Has anyone ever tried to use the Casimir Effect to create
a classical model of the electron ? The Casimir force/unit area
between two large parallel plates goes like K*h*c/d^4
(where K is some constant and d is the separation between
two plates) and is attractive. The idea would be to use
the Casimir attraction (for a sphereical geometry however)
to counter the electrostatic replusion of the electron's
charge. If the 1/d^4 dependence of the attractive force
holds for the sphereical case it seems that one could
derive some equilibrium condition between the Casimir
attraction and the electrostatic replusion. However actually
calculating the sphereical Casimir effect seems a *bit* more
difficult than for the parallel plates.
Also it's not really right to say this is a classical electron
model since the Casimir effect is a quantum effect.
Finally are there other models that try to give the electron
some kind of internal structure while still keeping it
fundemental (not preon models of the electron).

Thanks,
Doug
<da...@fermi.clas.virginia.edu>

[Alec J. Schramm]

In article <C7yJ0...@murdoch.acc.Virginia.EDU>

da...@fermi.clas.Virginia.EDU (Douglas A. Singleton) writes:
>
>
> Has anyone ever tried to use the Casimir Effect to create
> a classical model of the electron ? The Casimir force/unit area
> between two large parallel plates goes like K*h*c/d^4
> (where K is some constant and d is the separation between
> two plates) and is attractive. The idea would be to use
> the Casimir attraction (for a sphereical geometry however)
> to counter the electrostatic replusion of the electron's
> charge. If the 1/d^4 dependence of the attractive force
> holds for the sphereical case it seems that one could
> derive some equilibrium condition between the Casimir
> attraction and the electrostatic replusion. However actually
> calculating the sphereical Casimir effect seems a *bit* more
> difficult than for the parallel plates.
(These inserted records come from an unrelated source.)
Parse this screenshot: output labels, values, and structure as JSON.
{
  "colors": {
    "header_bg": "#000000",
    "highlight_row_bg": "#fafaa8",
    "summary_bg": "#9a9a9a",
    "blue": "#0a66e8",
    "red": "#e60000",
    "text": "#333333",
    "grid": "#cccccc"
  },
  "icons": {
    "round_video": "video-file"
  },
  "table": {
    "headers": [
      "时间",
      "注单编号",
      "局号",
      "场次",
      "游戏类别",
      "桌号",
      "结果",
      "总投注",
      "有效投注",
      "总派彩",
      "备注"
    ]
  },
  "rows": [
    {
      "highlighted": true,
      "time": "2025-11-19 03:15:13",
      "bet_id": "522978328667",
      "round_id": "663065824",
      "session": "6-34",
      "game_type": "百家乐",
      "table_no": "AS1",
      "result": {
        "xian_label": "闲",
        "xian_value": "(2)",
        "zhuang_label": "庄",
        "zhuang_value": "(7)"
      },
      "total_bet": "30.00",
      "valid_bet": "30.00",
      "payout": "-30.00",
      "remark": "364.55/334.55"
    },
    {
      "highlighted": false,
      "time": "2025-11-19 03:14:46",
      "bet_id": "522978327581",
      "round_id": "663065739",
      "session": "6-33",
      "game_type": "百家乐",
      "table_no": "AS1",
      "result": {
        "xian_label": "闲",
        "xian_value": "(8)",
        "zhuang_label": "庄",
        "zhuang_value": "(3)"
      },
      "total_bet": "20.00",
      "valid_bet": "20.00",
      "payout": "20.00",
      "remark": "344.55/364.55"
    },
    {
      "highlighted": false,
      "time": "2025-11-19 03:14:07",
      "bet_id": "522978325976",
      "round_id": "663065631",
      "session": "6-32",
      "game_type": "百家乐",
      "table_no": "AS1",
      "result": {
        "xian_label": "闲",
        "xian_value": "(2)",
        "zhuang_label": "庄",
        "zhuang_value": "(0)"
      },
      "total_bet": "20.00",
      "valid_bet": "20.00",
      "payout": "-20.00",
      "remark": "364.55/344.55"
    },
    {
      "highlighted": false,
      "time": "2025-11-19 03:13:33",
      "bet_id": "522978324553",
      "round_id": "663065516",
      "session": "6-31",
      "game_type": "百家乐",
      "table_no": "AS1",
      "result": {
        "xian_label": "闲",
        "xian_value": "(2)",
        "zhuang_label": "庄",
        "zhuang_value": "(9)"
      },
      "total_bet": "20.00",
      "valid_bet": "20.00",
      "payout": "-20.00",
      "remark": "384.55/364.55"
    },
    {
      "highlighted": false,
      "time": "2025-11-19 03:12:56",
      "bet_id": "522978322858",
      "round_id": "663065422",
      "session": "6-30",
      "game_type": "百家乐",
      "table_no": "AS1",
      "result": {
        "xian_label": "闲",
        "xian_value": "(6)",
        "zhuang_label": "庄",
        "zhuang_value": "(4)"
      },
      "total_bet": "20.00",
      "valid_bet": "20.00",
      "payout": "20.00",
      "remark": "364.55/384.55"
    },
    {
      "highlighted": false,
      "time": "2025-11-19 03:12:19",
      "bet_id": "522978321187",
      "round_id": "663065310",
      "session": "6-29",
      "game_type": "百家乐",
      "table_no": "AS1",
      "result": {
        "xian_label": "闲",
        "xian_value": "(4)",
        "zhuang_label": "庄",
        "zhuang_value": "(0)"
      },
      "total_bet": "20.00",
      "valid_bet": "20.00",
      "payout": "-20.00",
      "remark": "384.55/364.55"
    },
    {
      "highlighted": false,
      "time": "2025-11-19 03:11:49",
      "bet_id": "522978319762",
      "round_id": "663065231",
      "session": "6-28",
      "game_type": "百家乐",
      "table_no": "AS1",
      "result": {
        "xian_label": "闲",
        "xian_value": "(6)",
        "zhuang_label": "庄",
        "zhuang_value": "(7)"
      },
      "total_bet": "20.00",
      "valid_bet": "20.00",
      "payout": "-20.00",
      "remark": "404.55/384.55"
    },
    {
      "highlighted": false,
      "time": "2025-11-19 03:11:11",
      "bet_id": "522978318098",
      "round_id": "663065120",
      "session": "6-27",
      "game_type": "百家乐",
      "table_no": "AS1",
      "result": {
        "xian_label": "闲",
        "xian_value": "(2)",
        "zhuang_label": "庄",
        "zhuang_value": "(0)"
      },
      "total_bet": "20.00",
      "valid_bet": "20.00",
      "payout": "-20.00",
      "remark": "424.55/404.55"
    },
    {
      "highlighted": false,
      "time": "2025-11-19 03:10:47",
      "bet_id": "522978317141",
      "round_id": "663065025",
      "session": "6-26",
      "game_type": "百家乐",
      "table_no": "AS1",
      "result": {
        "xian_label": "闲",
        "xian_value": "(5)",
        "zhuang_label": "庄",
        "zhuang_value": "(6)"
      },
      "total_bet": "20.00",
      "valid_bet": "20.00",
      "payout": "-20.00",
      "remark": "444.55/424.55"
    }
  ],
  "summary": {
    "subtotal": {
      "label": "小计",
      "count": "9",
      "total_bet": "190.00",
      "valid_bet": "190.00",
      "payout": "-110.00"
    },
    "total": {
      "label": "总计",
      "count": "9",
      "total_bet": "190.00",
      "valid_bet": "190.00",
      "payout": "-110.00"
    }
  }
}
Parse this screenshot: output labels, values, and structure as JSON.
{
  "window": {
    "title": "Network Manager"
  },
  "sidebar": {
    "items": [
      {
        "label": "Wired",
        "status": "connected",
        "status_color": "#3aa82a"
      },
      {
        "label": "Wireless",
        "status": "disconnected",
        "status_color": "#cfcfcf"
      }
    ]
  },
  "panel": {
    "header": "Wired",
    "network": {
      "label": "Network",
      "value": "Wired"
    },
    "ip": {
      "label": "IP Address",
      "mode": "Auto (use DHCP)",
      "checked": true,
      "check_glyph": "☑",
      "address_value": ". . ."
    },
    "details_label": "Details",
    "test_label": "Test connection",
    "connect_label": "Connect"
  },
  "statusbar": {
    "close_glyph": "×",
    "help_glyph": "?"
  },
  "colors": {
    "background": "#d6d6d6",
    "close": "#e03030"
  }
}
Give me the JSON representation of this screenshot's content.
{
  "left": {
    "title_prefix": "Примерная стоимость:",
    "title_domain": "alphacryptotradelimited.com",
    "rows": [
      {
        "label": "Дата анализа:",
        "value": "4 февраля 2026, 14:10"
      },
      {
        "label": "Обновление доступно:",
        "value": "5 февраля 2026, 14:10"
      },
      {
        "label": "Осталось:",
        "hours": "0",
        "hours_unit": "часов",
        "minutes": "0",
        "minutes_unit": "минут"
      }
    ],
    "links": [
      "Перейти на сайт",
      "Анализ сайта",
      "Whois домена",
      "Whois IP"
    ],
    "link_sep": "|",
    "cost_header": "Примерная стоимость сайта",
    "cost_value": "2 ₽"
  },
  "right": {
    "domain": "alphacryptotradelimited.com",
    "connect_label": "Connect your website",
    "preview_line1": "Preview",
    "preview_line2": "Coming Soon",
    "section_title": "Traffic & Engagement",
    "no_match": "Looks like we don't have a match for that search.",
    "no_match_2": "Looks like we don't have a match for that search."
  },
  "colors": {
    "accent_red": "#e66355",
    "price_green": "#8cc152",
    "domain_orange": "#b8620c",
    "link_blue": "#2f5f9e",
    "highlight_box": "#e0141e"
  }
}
This has been tried (though I have no references at hand). As I recall,
the result was that the Casimir force for spherical geometry is repulsive
rather than attractive.

Oh well.

[Jack Sarfatti]

Put in gravity self-consistently. You get the mass as roots of a
quadratic equation which is finite in the limit as radius goes to zero
if I remember Ashtekar's argument correctly?